2

I have a situation in which several search procedures are parallelized into different threads. Each thread gets the same pymongo.cursor.Cusor objects to look through for its results, but each thread performs different processing. I created a demo procedure that just looks like this:

class SearchProcedure(Thread):

    weight = 0.1

    def __init__(self,weight=None):
        if weight:
            self.weight = float(weight)
        Thread.__init__(self)

    def start(self,query):
        self.query = query
        Thread.start(self)

    def run(self):
        if hasattr(self,'places'):
            for p in self.places.values():
                print p.name

        if hasattr(self,'posts'):
            for s in self.posts.values():
                s.rewind()
                print [(sh['name'],sh['description']) for sh in s]

    def attach_eligible(self,queue,**kwargs):
        self.queue = queue
        for (name,value) in kwargs.items():
            setattr(self,name,value)

The attach_eligible method is where the properties for places and posts are added to the procedure object. Again, the posts property is a set of mongo cursors that can be iterated through. I use rewind before running through the results to reset the cursor to its original state if another thread has already unwound it. The idea is the each thread will use different criteria to search the objects and then emit its results into the queue property for use in the calling/instantiating scope.

The first thread runs through fine, but all subsequent threads the utilize the cursor output the following error:

  File "/usr/local/lib/python2.7/dist-packages/pymongo/cursor.py", line 668, in __send_message
    assert response["starting_from"] == self.__retrieved
AssertionError

Rewinding, it would seem, has no effect. Is this because the cursors are passed in by reference? Would they too need to be contained within a queue to preserve lock status? Is it even possible to do something like this with mongo cursors? It would be nice if I could, since it would make the processing of the search criteria much more performant to have it executed concurrently.

DeaconDesperado
  • 9,977
  • 9
  • 47
  • 77

2 Answers2

2

You can't freely share any object with changing state between threads unless it's specifically designed to allow it. A pymongo cursor is not designed for this.
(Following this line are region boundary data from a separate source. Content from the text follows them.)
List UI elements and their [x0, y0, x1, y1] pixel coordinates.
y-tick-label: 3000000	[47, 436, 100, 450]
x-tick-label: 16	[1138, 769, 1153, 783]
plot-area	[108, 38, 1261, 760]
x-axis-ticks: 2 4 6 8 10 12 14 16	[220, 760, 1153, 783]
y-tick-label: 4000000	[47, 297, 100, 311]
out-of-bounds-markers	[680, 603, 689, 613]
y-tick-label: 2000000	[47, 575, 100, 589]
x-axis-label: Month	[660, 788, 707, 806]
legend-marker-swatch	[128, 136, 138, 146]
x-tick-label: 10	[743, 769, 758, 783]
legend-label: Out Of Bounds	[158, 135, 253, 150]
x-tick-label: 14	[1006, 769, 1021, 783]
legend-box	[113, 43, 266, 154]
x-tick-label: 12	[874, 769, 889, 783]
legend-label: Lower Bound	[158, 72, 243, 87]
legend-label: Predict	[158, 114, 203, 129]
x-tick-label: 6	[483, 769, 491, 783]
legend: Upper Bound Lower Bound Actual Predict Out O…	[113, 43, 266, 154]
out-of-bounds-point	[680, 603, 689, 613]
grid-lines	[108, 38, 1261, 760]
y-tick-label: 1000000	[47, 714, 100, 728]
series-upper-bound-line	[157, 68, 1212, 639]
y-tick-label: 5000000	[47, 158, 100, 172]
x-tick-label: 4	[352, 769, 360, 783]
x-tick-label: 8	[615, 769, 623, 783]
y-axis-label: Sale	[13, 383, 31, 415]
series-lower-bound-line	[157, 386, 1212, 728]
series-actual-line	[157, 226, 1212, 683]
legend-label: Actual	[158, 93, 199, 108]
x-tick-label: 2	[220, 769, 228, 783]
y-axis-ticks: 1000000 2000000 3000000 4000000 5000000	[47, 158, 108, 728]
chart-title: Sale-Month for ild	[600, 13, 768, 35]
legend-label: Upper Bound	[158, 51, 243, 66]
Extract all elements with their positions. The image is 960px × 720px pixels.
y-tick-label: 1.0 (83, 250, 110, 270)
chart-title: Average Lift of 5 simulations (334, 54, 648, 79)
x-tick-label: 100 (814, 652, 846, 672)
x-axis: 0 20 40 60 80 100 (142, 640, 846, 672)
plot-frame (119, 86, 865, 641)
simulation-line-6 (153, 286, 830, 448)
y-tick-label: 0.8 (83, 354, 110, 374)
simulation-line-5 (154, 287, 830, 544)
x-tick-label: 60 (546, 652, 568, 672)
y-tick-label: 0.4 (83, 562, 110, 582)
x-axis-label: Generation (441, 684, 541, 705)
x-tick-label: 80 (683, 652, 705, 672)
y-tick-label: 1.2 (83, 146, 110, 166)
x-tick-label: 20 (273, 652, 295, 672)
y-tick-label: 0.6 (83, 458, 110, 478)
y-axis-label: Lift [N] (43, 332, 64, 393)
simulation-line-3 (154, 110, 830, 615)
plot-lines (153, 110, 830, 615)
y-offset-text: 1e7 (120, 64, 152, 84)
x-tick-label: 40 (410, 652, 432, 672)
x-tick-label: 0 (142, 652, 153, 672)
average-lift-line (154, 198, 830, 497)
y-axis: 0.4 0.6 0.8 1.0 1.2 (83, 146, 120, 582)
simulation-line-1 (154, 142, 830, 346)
What you can do is clone the cursor and then provide each thread with its own cloned copy of the cursor. See cursor.clone.

JohnnyHK
  • 305,182
  • 66
  • 621
  • 471
  • Thanks, looks good! Do you know of any reason the `copy`/`deepcopy` mods don't call this method in the case of cursors? Is this something I should consider filing on the pymongo JIRA? – DeaconDesperado Oct 23 '12 at 16:18
  • They don't call it because they only look for the `__copy__()` and `__deepcopy__()` methods of a class and I don't see those defined for `cursor`. – JohnnyHK Oct 23 '12 at 16:30
0

Elaborating on @JohnnyHK's answer:

According to this answer, the cursor lives serverside. Any incrementing operations done are reflected on the server-side and so copying the cursor in a second thread is (in a way) like copying a URL in the second thread, not an object/list of objects. I.e. the cursor is a pointer to data in the database and can't be copied except by copying it on the server side.. Hence, you should use cursor.clone as mentioned.